The outbreak of coronavirus disease 2019 (COVID-19), caused by Severe Acute Respiratory Syndrome Coronavirus 2 (SARS-CoV-2) infection, has emerged in China in December 2019 and rapidly spread to more than 196 countries worldwide. The physiopathology of human SARS-CoV-2 has not been completely understood, but its pathogenesis has been linked to a disproportionate response of the immune system. Just as described for SARS and MERS, an uncontrolled systemic inflammatory response, known as cytokine release syndrome (CRS) was observed in severe COVID-19 patients. It results from the release by immune and non-immune effector cells of substantial amounts of pro-inflammatory cytokines and appears to contribute to SARS-CoV-2 pulmonary inflammation and extensive lung damage.

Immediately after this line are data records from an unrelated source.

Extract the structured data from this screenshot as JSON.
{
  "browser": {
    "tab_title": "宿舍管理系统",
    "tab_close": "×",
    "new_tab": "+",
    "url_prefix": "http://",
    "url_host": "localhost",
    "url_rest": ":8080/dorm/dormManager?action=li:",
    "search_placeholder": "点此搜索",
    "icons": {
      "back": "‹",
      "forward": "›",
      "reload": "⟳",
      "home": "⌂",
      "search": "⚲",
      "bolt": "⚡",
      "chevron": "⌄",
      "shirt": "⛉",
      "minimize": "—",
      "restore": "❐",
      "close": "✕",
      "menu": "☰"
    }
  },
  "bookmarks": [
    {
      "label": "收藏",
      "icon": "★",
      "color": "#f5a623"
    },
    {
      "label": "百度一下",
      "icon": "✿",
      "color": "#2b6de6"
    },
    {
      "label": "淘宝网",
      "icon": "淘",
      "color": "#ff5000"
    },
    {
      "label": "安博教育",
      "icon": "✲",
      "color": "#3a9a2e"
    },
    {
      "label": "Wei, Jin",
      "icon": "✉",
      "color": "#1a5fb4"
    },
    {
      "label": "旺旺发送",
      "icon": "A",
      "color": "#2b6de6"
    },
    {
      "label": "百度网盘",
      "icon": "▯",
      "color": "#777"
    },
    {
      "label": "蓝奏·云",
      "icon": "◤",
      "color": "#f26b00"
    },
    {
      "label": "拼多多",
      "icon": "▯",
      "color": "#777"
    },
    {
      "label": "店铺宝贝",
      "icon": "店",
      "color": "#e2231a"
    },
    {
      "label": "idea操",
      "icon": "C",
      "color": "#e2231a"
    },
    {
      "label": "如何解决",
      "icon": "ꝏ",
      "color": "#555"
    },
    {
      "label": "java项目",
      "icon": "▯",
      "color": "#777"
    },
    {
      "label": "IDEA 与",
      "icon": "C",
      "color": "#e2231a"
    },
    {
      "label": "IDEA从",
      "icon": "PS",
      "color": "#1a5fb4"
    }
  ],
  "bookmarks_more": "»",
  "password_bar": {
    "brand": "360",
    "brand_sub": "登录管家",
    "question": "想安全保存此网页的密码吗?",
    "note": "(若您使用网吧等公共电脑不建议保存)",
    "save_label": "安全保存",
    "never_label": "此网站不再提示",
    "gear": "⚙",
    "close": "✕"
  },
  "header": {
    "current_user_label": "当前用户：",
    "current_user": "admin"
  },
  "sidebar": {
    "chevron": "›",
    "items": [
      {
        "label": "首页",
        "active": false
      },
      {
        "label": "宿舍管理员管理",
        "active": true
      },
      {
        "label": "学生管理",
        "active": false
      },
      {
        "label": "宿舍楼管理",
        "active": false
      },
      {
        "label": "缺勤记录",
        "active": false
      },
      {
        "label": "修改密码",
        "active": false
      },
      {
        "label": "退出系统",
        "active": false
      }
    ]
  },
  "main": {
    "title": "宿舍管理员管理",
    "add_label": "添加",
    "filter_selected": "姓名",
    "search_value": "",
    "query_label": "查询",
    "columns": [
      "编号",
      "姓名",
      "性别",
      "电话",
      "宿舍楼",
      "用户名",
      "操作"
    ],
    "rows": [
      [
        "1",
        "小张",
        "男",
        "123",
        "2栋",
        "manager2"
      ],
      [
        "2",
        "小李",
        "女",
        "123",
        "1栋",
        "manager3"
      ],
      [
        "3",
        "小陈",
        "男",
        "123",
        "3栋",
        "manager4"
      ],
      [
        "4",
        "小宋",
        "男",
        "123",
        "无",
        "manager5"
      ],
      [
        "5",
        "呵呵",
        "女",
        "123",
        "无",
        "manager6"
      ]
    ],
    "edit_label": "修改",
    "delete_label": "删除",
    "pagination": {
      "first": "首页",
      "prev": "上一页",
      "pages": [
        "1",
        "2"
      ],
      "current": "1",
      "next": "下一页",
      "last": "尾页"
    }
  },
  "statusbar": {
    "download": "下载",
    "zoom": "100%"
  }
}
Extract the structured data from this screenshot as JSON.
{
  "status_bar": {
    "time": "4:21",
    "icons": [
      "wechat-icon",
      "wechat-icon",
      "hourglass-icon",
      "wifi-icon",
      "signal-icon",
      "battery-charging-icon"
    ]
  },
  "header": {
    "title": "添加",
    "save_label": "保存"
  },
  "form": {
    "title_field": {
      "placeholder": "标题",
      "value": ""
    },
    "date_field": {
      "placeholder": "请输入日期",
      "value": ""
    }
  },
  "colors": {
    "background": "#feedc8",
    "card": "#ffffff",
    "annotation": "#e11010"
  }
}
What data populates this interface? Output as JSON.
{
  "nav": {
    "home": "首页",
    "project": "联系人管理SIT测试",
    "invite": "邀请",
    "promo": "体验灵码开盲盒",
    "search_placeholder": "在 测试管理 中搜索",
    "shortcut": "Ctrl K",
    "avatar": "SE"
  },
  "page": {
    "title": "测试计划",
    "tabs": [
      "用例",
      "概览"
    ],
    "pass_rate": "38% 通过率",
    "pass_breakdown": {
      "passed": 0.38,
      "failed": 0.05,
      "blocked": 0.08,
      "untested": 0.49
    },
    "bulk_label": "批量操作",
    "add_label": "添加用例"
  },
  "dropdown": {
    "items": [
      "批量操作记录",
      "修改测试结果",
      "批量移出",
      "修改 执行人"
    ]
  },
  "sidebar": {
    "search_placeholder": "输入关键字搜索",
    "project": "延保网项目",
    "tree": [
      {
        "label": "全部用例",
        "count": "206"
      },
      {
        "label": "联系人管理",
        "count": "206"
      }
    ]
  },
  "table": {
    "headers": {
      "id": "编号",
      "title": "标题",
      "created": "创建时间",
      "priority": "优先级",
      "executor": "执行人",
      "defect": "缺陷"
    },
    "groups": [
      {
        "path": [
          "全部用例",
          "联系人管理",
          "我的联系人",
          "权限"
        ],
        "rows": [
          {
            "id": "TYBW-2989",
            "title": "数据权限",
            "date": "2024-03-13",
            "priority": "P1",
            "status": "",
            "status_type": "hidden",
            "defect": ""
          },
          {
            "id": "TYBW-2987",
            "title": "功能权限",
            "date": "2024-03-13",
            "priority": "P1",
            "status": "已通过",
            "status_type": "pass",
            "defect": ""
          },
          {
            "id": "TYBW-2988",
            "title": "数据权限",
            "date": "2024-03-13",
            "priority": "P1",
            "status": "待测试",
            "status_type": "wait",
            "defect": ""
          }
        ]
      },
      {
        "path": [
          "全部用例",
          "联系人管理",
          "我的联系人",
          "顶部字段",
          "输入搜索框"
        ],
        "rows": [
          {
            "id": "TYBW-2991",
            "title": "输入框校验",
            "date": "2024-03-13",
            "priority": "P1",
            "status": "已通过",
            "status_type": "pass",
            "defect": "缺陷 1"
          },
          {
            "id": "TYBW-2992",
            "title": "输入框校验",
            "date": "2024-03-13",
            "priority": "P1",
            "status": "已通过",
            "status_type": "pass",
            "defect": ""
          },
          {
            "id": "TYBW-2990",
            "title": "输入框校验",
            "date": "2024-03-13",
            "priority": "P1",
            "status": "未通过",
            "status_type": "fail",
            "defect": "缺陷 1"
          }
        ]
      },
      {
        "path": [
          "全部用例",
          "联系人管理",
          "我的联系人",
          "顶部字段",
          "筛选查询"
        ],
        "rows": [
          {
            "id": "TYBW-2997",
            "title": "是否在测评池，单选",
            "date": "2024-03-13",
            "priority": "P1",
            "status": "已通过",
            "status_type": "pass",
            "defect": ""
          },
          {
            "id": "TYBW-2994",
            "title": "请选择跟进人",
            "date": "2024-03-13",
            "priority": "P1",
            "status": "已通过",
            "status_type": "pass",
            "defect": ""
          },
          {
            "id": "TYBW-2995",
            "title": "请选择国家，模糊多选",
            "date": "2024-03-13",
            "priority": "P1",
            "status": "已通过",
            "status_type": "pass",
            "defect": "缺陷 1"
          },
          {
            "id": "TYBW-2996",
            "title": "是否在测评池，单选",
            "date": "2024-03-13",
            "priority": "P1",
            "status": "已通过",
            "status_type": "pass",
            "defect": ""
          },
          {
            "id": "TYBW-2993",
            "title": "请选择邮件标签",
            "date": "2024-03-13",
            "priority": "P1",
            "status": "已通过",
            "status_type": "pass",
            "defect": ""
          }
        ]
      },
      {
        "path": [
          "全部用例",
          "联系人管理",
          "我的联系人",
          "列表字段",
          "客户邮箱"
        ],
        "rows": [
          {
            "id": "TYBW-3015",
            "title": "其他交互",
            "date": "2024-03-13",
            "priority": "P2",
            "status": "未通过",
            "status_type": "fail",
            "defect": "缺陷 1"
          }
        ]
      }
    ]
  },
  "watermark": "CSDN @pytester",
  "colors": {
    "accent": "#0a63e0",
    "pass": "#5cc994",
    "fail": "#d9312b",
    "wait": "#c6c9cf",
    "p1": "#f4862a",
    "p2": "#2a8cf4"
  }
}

In addition, hyper-coagulation and thrombosis resulted from the important release of pro-inflammatory cytokines contribute to the lethality of subjects severely infected with SARS-CoV-2. It is therefore essential to have a deep understanding of the various cytokines involved in this exacerbated immune response, and that could be targeted by potential immunological treatments. The aim of this review was to gather the current knowledge about the role of pro-inflammatory cytokines, namely IL-1β, IL-6, IL-8, IL-17 and TNFα in SARS-CoV-2 CRS, the probable causes and clinical outcomes of this phenomenon in severe cases of COVID-19. •SARS-CoV-2 infection is associated with an exacerbated inflammatory responses.•IL-6, IL-1β, TNF-α, IL-17, IL-8 are involved in COVID19 cytokine release syndrome.•Cytokines exacerbation participates in thrombo-embolism associated with poor outcome.•CRS may be due to pyroptosis, microbiota alteration or delayed IFN response.